DERVİŞOĞLU''NUN KONUŞMASI AKP''LİLERİ RAHATSIZ ETTİ
AKP Grup Başkanvekili Mahir Ünal, “Sayın Başkan, bu ifadeler çok ağır ifadeler. Burada gördüğünüz her bir milletvekili haysiyetli ve şereflidir. Lütfen hatibi temiz bir dil kullanmaya davet edin. Bu ifadeleri aynıyla iade ediyoruz” dedi.
AKP Rize Milletvekili Osman Aşkın Bak da “Sen kendine bak. Sen bizim haysiyetimize laf söyleyemezsin. Aynen iade ediyoruz. Konuşuyorsun... Ne gülüyorsun orada ne gülüyorsun. Bunu bize söyleyemezsin sen” diye bağırdı.
Dervişoğlu, “Ben oldukça temiz bir dil kullandım” karşılığını verdi.
Bak, “Ne temizi ya” dedi. Mahir Ünal, “İnsanların onurları ve haysiyetleriyle ilgili konuşamazsınız” dedi.
Bunun üzerine Dervişoğlu, “Şahsiyetinize ve şerefinize laf etmem. Türkiye Büyük Millet Meclisinin şerefini ayağa düşüren ben değilim” karşılığını verdi.
Bak ve Ünal’ın sık sık Dervişoğlu’nun sözünü kesmesi üzerine TBMM Başkanı Mustafa Şentop araya girerek uyarılarda bulundu. Ancak tansiyon düşmedi. Bak, “Sen kendi Genel Başkanına söylesene! Sayın Başkan, kimse bizim şahsiyetimize laf söyleyemez. Temiz dil kullan ya! Böyle şey olur mu” diye konuştu.
İYİ Parti Grup Başkanı İsmail Tatlıoğlu da “Bütçenin sahibi var orada” diye tepki gösterdi.
Mahir Ünal, “Bütçenin sahibi var ama bizimle ilgili konuşuyor, bizim onurumuzla ilgili…” dedi.
Bunun üzerine Bak, “Ayıptır ya” dedi. Dervişoğlu ise, “Otur oturduğun yere. Ayıp ya” diyerek karşılık verdi.
Dervişoğlu, “Ben onur ve haysiyetten hiç bahsetmedim. Neden bu kadar alınganlık gösteriyorsunuz doğrusu isterseniz anlayabilmiş değilim” dedi.
Bak da “Konuşma. Olur mu öyle şey ya? Söyleyemezsin ya” sözleriyle Dervişoğlu''nun konuşmasına müdahale etmeye devam etti.
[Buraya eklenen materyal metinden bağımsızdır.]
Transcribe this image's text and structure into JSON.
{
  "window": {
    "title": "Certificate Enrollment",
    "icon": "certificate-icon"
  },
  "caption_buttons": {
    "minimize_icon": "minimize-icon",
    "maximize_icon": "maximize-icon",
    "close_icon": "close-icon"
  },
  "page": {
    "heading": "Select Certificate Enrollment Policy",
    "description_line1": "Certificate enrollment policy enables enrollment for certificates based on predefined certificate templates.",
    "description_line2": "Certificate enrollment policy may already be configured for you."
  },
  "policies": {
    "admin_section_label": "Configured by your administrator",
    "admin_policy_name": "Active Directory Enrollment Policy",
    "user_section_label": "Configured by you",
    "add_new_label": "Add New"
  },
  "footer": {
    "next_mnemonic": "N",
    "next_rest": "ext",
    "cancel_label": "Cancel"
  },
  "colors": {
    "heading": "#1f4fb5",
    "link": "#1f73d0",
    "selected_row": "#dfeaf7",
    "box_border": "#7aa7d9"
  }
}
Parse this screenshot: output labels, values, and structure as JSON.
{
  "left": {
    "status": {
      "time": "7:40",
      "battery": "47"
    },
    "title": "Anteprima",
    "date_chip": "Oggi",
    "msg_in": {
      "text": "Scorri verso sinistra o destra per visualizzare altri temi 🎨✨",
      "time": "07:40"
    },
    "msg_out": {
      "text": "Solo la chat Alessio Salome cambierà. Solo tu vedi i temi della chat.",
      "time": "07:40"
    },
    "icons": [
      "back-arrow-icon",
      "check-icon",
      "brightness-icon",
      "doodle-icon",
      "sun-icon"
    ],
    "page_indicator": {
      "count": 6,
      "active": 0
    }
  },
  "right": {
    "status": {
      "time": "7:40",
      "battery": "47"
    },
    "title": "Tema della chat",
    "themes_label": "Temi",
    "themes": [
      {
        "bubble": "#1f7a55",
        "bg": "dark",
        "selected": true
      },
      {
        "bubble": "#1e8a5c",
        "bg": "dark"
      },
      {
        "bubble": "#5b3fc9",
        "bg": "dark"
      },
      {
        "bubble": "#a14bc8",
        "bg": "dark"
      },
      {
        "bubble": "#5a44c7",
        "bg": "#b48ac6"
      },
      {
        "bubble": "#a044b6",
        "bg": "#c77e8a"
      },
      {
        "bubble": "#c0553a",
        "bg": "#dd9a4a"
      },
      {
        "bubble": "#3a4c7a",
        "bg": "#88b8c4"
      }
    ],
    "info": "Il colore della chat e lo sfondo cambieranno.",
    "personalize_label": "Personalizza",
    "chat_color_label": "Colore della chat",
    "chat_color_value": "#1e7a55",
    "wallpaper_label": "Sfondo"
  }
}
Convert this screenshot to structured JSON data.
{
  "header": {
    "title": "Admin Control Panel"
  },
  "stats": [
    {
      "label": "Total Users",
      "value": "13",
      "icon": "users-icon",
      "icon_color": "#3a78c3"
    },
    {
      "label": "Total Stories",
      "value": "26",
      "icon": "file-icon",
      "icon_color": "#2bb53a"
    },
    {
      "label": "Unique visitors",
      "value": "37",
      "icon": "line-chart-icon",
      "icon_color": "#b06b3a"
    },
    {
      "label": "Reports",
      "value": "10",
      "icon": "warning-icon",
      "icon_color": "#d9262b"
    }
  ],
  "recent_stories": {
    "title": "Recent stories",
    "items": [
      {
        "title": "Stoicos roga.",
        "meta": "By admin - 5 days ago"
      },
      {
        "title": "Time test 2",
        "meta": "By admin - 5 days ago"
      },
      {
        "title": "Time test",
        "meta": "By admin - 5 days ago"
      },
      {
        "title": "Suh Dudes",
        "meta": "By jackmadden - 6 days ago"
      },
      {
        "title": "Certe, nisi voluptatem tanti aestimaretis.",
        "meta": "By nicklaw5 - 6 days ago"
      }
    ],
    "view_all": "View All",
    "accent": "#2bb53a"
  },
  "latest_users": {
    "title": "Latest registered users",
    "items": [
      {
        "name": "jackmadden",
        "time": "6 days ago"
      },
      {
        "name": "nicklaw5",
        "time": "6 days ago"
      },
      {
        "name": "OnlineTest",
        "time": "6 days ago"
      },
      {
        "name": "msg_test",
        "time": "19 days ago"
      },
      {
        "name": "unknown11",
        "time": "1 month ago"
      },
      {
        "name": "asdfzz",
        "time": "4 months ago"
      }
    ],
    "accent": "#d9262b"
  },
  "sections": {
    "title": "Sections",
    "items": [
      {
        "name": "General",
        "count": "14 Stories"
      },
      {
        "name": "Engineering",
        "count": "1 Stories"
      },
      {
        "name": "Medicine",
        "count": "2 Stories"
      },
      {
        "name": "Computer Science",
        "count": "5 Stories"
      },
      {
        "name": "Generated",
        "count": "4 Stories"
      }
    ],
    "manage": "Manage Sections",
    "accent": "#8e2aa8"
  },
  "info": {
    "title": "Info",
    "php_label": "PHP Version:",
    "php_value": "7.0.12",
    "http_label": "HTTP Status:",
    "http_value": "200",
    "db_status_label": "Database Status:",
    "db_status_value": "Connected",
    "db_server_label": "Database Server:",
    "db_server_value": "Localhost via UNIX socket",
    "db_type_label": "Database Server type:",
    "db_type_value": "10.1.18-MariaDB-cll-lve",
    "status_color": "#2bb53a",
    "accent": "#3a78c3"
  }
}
"BURASI TÜRK DEMOKRASİSİNİN KALBİDİR"
Dervişoğlu, “Burası Türk demokrasisin kalbidir. İktidar oldunuz diye bu kürsüde bulunan hiçbir hatibe hadsizlik yapamazsınız, haddinizi bilin. Siz tahammülsüz” tepkisi gösterdi.
Bak ise “Vatandaşa cevap veremiyorsunuz. Kaçıyorsunuz vatandaştan, Meral Hanım kaçıyor vatandaştan, niye konuşmuyorsun? Bir de küfrediyor vatandaşa. Konuşma, konuşma” dedi.
Bunun üzerine Dervişoğlu, “Tahammülsüzlüğü anlıyorum, doğru söyleyeni dokuz köyden kovarlar, onu da biliyorum ama bu yandan laf atmalarla tehditlere pabuç bırakmayacağımı da buradan söylüyorum. Sayın Başkan, bu, susturulacak bir insan değil, bunu birisi zapt etsin, zapt etsin. Fikir insicamımı bozamazsın, senin attığın laflar bu kürsüde bana güç verir. Ben, Türk milletinin sesinin temsilcisiyim, ayakçısı değilim iktidarın” diye yanıt verdi.
Dervişoğlu’nun sözleri sık sık İYİ Parti ve CHP grubu sıralarından alkış aldı. Bak''ın “Hadi, hadi, hadi” sözlerine Dervişoğlu “Kimsenin terbiyesinden mesul değilim, üslubundan hiç değilim” karşılığını verdi.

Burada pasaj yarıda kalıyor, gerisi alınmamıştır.